A market source remarked that the Pitney issue might be "hard to sell" given what its business is, and another noted that Kennedy-Wilson was a name that "nobody ever heard of."

Neither issue had priced as of press time.

Recent new deals have not been performing as well as their predecessors, and one trader opined that it was due to an overall "pull back" in the market that was spurred by "uncertainty with taxes and capital gains."

"People may want to put money into [straight] stocks versus income-producing securities," the trader said, noting that there were several articles out over the weekend that indicated common equities were on the cheap side.

Concerns about the so-called "fiscal cliff" were also playing a role, the trader said.

No love for Pitney

A market source said Pitney Bowes' planned new issue of $25-par senior notes due 2022 was trading at $24.75 in the gray market.

"It's a hard name to sell," he said, noting that the company's business - mainly selling mailing equipment to other businesses - might not be all that necessary in the day and age of e-mail and texting.

"Nobody really likes what they do," said another trader. "There's some pushback on the sector."

Recent deals suffer

Recently priced issues have not been performing as well as others have in the last few months, with many pointing to concerns about taxes and dividend treatments going forward.

"Nothing is trading very well," a trader said. "A lot of the new stuff has been underwater."

Tightening yields have also been troublesome, as some common shares trade at yields comparable to preferreds, another trader remarked.

Among recent deals, First Republic Bank's new $150 million issue of 5.625% series C noncumulative perpetual preferreds were seen trading at $24.55 at midday.

The issue came late Thursday.

NextEra Energy Capital Holdings Inc.'s $500 million of 5.125% $25-par series I junior subordinated debentures due Nov. 15, 2072 were meantime pegged at $24.60 offered at midafternoon.

After the bell, a source said trading in that issue was "very volatile."

"That often happens when an issue frees to trade," he said.

The notes priced Wednesday and freed Friday.

The source said paper had traded down 40 cents and then moved up to around par, only to go out in a $24.48 to $24.58 context.

And, Wells Fargo & Co.'s $600 million of 5.125% series O noncumulative perpetual class A preferreds were at $24.92 bid around lunchtime.
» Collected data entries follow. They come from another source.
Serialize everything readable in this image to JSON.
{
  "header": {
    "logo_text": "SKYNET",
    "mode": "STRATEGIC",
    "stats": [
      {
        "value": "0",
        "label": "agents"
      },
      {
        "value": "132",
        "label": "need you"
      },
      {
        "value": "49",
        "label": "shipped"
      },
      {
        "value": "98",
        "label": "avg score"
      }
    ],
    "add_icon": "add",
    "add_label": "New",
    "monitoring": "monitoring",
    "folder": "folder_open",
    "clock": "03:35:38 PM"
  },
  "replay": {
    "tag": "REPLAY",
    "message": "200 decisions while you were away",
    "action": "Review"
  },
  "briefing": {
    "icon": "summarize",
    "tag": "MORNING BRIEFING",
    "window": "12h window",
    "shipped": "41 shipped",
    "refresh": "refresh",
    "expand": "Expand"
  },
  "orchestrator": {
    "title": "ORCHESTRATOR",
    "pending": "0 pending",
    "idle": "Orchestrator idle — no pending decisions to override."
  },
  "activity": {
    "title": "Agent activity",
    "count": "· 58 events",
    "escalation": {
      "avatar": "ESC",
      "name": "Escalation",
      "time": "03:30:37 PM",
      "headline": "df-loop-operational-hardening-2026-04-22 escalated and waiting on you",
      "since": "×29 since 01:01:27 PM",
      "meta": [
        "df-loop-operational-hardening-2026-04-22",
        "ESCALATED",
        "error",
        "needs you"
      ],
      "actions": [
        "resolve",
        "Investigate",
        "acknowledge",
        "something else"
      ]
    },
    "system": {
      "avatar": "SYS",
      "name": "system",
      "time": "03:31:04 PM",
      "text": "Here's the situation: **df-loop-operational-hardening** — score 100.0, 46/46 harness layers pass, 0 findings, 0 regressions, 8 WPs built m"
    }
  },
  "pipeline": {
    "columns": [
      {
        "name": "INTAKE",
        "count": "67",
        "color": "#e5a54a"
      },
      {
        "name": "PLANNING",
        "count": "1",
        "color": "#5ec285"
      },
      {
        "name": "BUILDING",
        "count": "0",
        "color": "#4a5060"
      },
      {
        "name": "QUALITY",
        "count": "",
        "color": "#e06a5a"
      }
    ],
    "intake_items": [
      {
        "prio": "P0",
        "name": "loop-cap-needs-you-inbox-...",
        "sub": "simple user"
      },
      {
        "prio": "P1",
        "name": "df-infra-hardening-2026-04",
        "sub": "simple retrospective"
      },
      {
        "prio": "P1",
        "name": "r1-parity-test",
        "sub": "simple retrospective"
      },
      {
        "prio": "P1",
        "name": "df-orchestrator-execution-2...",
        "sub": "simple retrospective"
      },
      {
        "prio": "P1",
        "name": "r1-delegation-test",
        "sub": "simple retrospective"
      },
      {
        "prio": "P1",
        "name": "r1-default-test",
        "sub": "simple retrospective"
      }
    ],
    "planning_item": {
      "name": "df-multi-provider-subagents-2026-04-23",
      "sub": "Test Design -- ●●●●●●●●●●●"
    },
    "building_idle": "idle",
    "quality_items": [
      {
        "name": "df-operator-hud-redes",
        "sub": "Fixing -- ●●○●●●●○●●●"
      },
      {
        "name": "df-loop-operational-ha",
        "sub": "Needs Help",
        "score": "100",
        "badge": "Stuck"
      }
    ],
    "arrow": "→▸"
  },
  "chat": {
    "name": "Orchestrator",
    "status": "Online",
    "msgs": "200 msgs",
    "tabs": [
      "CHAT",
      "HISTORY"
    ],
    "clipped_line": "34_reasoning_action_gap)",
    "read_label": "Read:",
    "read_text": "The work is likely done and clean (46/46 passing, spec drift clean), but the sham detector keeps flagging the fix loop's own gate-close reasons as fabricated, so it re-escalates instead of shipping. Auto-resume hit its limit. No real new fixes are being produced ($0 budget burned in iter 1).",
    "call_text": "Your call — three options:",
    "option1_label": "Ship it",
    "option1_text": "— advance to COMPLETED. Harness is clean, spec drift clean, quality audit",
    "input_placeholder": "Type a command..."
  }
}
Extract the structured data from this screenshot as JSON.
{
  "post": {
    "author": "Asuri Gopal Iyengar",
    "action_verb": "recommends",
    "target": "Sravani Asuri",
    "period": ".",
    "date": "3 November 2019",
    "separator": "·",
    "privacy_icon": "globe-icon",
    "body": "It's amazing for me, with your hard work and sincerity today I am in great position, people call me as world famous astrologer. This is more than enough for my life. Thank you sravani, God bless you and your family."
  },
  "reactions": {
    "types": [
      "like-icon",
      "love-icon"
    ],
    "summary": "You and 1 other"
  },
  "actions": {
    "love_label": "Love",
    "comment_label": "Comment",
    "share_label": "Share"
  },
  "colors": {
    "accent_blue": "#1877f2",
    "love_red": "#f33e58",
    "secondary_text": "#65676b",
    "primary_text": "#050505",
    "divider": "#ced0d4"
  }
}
A source called the preferreds up 2 cents at the close at $24.95.

That issue priced Tuesday.

City National to list

City National Corp.'s $175 million issue of 5.5% series C noncumulative perpetual preferreds -a deal that priced Nov. 5 - is expected to hit the New York Stock Exchange on Tuesday.

The ticker symbol is "CYNPC."

A trader quoted the preferred shares at $24.51 bid, $24.57 offered.

City National is the Los Angeles-based holding company for City National Bank.